Antes de chegar ao Brasil, o Mandatário russo esteve em Cuba, para tratar da renegociação da dívida que os cubanos tem com a Rússia e em seguida viajou para a Argentina, a convite da Presidente do  país, Cristina Fernandez de Kirchner, para um jantar em sua homenagem, quando, além de ser homenageado, fez reuniões para tratar de Acordos bilaterais, dentre eles no setor nuclear[1], não especificando o teor deste Acordo.

Neste jantar, o líder russo também recebeu agradecimentos de Cristina pela sua predisposição em tentar participar e contribuir com a questão das Malvinas/Falklands. Putin declarou: “Rusia sigue apoyando la necesidad de seguir encontrando una solución a la disputa por Malvinas en la ONU[2].

Cristina agradeceu ao discurso do líder russo e tomou sua manifestação como apoio direto em prol da Argentina, algo que não foi manifestado pelo Presidente russo, que apenas declarou apoiar a busca por uma solução para um contencioso que ainda não chegou ao fim, apesar da vantagem inglesa.

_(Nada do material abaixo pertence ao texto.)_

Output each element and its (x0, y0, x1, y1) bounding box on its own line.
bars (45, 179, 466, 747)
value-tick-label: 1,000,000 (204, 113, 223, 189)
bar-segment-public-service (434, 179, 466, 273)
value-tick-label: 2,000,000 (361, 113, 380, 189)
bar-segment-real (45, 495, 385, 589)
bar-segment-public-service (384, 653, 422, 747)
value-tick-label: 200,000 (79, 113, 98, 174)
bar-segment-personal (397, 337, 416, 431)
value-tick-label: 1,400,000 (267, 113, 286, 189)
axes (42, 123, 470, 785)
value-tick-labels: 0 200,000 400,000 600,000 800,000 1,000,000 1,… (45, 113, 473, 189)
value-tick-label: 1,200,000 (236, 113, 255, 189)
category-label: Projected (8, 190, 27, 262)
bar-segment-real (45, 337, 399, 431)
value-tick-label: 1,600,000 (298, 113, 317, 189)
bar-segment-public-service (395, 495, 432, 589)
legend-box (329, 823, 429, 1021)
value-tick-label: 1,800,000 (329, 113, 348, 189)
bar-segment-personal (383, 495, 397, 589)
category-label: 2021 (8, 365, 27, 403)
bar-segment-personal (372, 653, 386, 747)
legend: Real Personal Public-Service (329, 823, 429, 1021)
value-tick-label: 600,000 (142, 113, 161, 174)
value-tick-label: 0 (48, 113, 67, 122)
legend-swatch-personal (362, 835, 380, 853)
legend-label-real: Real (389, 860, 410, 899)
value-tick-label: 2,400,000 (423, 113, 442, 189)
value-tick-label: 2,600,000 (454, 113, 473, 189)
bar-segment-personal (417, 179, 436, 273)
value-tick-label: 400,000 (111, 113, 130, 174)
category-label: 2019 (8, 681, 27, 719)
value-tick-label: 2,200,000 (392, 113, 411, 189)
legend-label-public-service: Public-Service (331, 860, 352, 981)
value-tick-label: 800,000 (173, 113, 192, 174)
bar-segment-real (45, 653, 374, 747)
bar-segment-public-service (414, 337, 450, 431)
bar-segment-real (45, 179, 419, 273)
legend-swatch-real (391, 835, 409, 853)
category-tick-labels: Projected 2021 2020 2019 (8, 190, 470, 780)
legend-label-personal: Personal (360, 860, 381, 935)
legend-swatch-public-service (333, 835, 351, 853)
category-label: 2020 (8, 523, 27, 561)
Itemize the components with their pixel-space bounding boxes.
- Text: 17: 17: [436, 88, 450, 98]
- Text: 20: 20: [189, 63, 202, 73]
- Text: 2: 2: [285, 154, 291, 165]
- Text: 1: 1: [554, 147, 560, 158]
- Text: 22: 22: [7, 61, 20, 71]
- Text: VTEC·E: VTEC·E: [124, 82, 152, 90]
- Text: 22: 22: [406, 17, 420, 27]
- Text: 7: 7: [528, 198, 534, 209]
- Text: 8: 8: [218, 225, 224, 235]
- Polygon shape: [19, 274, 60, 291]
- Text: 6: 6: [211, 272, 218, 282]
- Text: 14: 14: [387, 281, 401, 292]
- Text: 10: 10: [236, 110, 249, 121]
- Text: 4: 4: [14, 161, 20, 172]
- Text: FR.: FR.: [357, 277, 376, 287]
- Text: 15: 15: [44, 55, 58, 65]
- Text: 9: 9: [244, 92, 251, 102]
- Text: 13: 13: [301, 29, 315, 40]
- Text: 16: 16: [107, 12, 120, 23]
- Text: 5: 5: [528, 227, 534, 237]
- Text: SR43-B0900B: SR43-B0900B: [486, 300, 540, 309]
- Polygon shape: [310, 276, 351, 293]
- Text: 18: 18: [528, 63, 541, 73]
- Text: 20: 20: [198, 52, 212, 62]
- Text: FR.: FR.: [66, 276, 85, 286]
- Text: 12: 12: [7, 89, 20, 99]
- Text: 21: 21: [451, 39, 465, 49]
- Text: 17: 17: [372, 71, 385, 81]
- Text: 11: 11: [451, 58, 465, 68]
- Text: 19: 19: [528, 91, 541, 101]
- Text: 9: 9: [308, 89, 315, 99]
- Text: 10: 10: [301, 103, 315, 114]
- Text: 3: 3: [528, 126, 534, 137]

No entanto, o debate serviu para trazer à tona a questão da forma ambígua como internacionalmente vem sendo tratadas certas questões de política internacional, já que a Presidente argentina acredita que a situação da Crimeia é semelhante a das Malvinas/Falklands.

Segundo afirmou, nos dois casos houve um plebiscito cujo povo escolheu fazer parte de um país, mas ficou uma ambivalência das interpretações no fato de as grandes potências mundiais terem achado legítimo o caso das Malvinas/Falklands, mas não o da Crimeia[2]. Esta manifestação de Cristina trouxe pontos positivos exclusivamente para a Rússia, já que esta pode usar o caso das Malvinas/Falklands como exemplo em seu argumento, mas não interessa que o problema seja questionada pela Argentina no caso das Falklands, embora a problema da ambiguidade no tratamento das questões internacionais seja perfeito para ambos.

A mandatária também usou o caso cubano (diálogo para renegociação da dívida cubana com a Rússia, iniciada pelo próprio líder russo) para elogiar Putin e tomá-lo como exemplo, aproveitando este caso para referir-se indiretamente a atual crise em que a Argentina vive de calote técnico, tendo até o final de julho para renegociar sua dívida internacional, pois poderá ter de decretar a moratória.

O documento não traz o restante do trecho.